Protesters gather at Uganda’s foreign offices to oppose Anti-Homosexuality Bill
Colin Stewart is a 45-year journalism veteran living in Southern…
Demonstrators’ plea: “Legalize LGBT Rights, Not Hate”
Opponents of Uganda’s repressive Anti-Homosexuality Bill gathered today in London, New York, New Delhi and Washington, D.C., to urge Ugandan President Yoweri Museveni to reject it.
Museveni has not directly endorsed the bill, but has suggested he will sign it after Parliament makes some revisions.
Photos above and below are scenes from today’s Emergency Global Day of Action protests outside the Uganda High Commission offices in London and New Delhi, Uganda House in New York and the Ugandan Embassy in Washington. The hashtag for the protests is #SayNoToAHB23.
Since the bill’s passage last month, Uganda has seen “an exponential increase in cases of violence and violations against LGBTI persons fueled by the politicisation around the Anti Homosexuality Bill 2023,” according to the LGBTQ legal aid group HRAPF.

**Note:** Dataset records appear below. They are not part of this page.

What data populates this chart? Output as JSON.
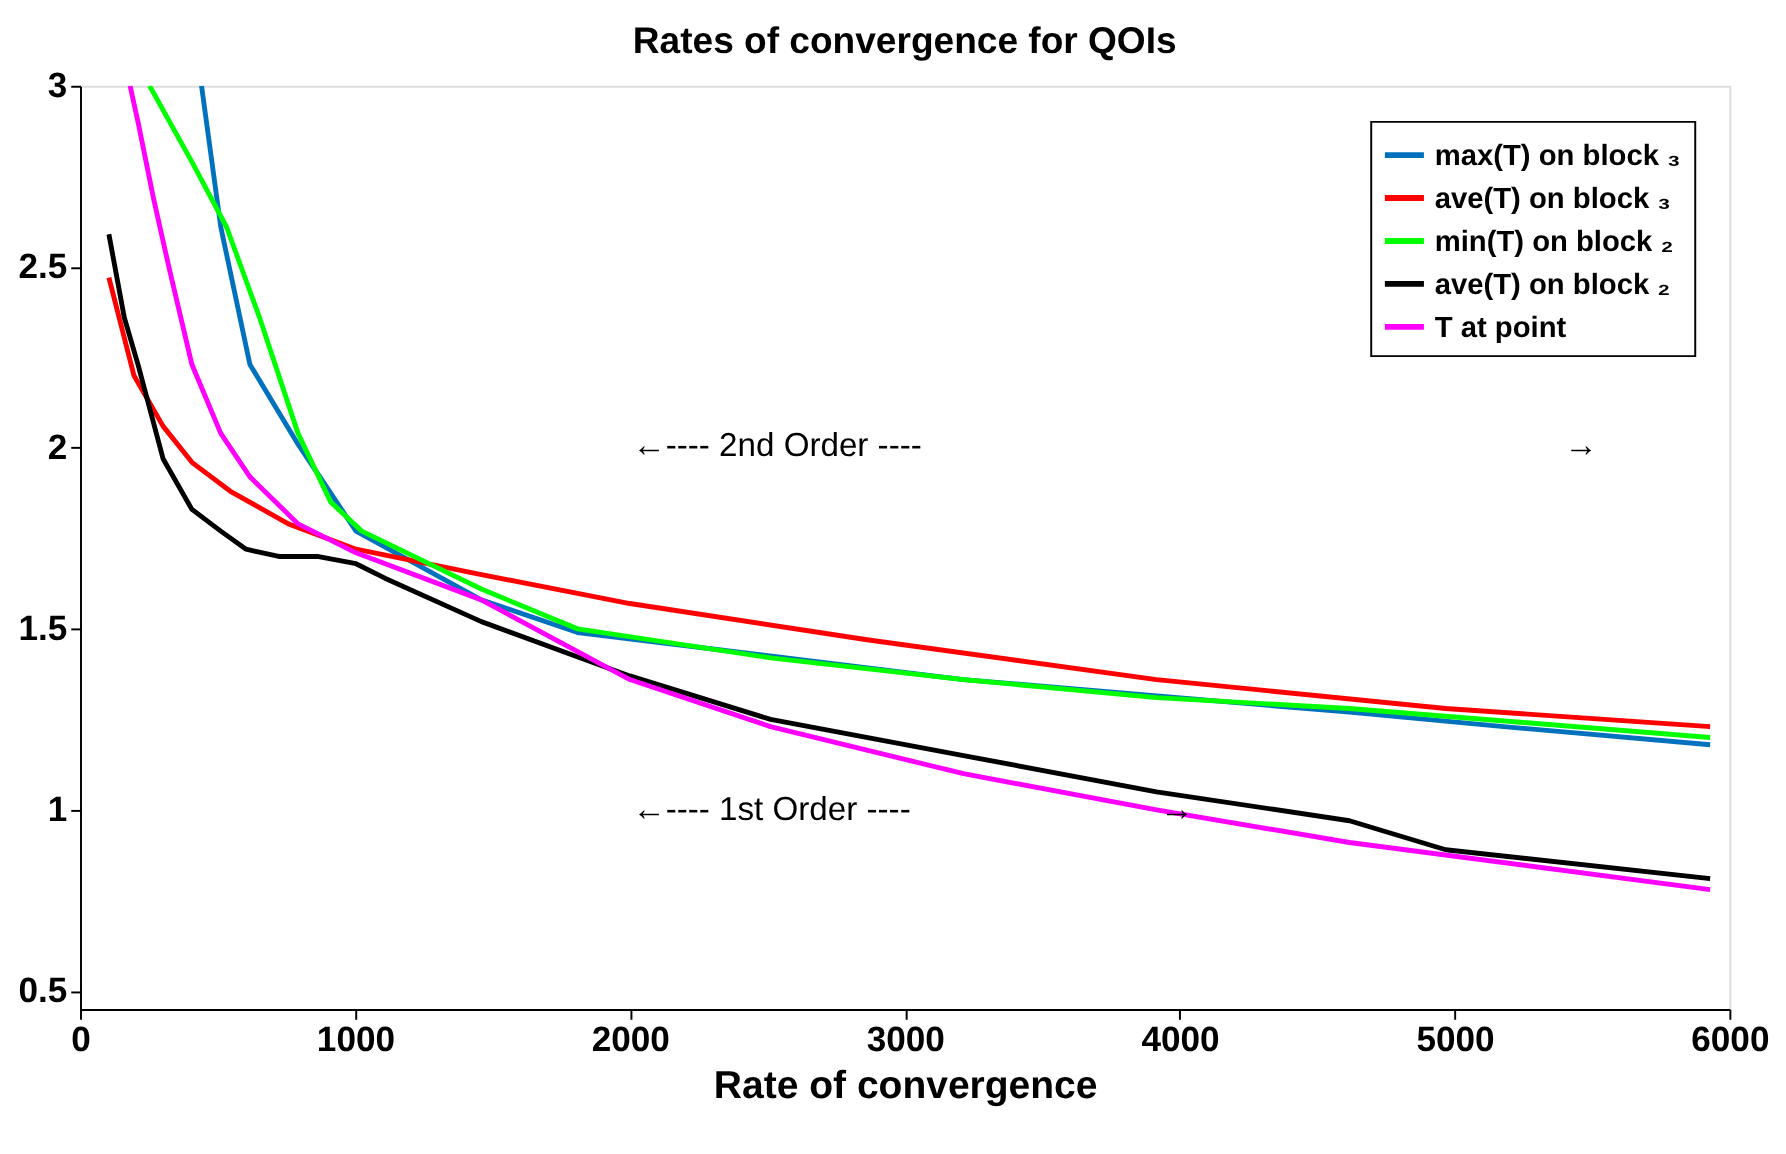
{
  "chart_data": {
    "type": "line",
    "title": "Rates of convergence for QOIs",
    "xlabel": "Rate of convergence",
    "xlim": [
      0,
      6000
    ],
    "ylim": [
      0.45,
      3
    ],
    "xticks": [
      0,
      1000,
      2000,
      3000,
      4000,
      5000,
      6000
    ],
    "yticks": [
      0.5,
      1,
      1.5,
      2,
      2.5,
      3
    ],
    "grid": false,
    "legend": "top right",
    "line_style": "solid",
    "marker": "none",
    "series": [
      {
        "name": "max(T) on block ₃",
        "color": "#0072bd",
        "x": [
          442,
          512,
          618,
          793,
          1004,
          1460,
          1810,
          3214,
          4618,
          5179,
          5930
        ],
        "values": [
          3.0,
          2.61,
          2.23,
          2.01,
          1.77,
          1.58,
          1.49,
          1.36,
          1.27,
          1.23,
          1.18
        ]
      },
      {
        "name": "ave(T) on block ₃",
        "color": "#ff0000",
        "x": [
          105,
          196,
          302,
          407,
          547,
          758,
          1004,
          1460,
          2000,
          2863,
          3916,
          4968,
          5930
        ],
        "values": [
          2.47,
          2.2,
          2.06,
          1.96,
          1.88,
          1.79,
          1.72,
          1.65,
          1.57,
          1.47,
          1.36,
          1.28,
          1.23
        ]
      },
      {
        "name": "min(T) on block ₂",
        "color": "#00ff00",
        "x": [
          253,
          407,
          533,
          653,
          793,
          912,
          1025,
          1460,
          1810,
          2512,
          3214,
          3916,
          4618,
          5930
        ],
        "values": [
          3.0,
          2.79,
          2.61,
          2.36,
          2.04,
          1.85,
          1.77,
          1.61,
          1.5,
          1.42,
          1.36,
          1.31,
          1.28,
          1.2
        ]
      },
      {
        "name": "ave(T) on block ₂",
        "color": "#000000",
        "x": [
          105,
          161,
          211,
          302,
          407,
          512,
          604,
          723,
          863,
          1004,
          1109,
          1460,
          2000,
          2512,
          3214,
          3916,
          4618,
          4968,
          5930
        ],
        "values": [
          2.59,
          2.36,
          2.23,
          1.97,
          1.83,
          1.77,
          1.72,
          1.7,
          1.7,
          1.68,
          1.64,
          1.52,
          1.37,
          1.25,
          1.15,
          1.05,
          0.97,
          0.89,
          0.81
        ]
      },
      {
        "name": "T at point",
        "color": "#ff00ff",
        "x": [
          182,
          211,
          267,
          323,
          407,
          512,
          618,
          793,
          1004,
          1460,
          2000,
          2512,
          3214,
          3916,
          4618,
          5930
        ],
        "values": [
          3.0,
          2.9,
          2.69,
          2.5,
          2.23,
          2.04,
          1.92,
          1.79,
          1.71,
          1.58,
          1.36,
          1.23,
          1.1,
          1.0,
          0.91,
          0.78
        ]
      }
    ],
    "annotations": [
      "←---- 2nd Order ----",
      "→",
      "←---- 1st Order ----",
      "→"
    ]
  }
}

During that period, HRAPF reported, it “received and handled 59 cases involving LGBTQ or suspected LGBTQ persons. Of these, 40 cases (67.8%) involved violence and violations targeting the victims purely on the basis of their presumed sexuality, and affected a total of 85 persons. 11 cases were cases of arrests of people based on their sexual orientation and gender identity, 14 were crimes against persons on basis of their sexuality, and 15 were cases of evictions from rented property.”
If the bill is enacted, according to the Ugandan Parliament’s official account of the bill:
- An individual convicted of committing the offense of homosexuality (presumably meaning same-sex sexual activity) would be sentenced to life in prison.
- A person convicted of attempting to commit that act would be sentenced to seven years in prison.
- A legal entity convicted of promotion of homosexuality would be fined 1 billion Ugandan shillings (about U.S. $266,000)
- A child convicted of homosexual activity would be imprisoned for three years.
- A person convicted of “aggravated homosexuality” would face the death penalty. That would apply to repeat offenses and cases of homosexual rape and homosexual activity involving a child, a person with disabilities or incest.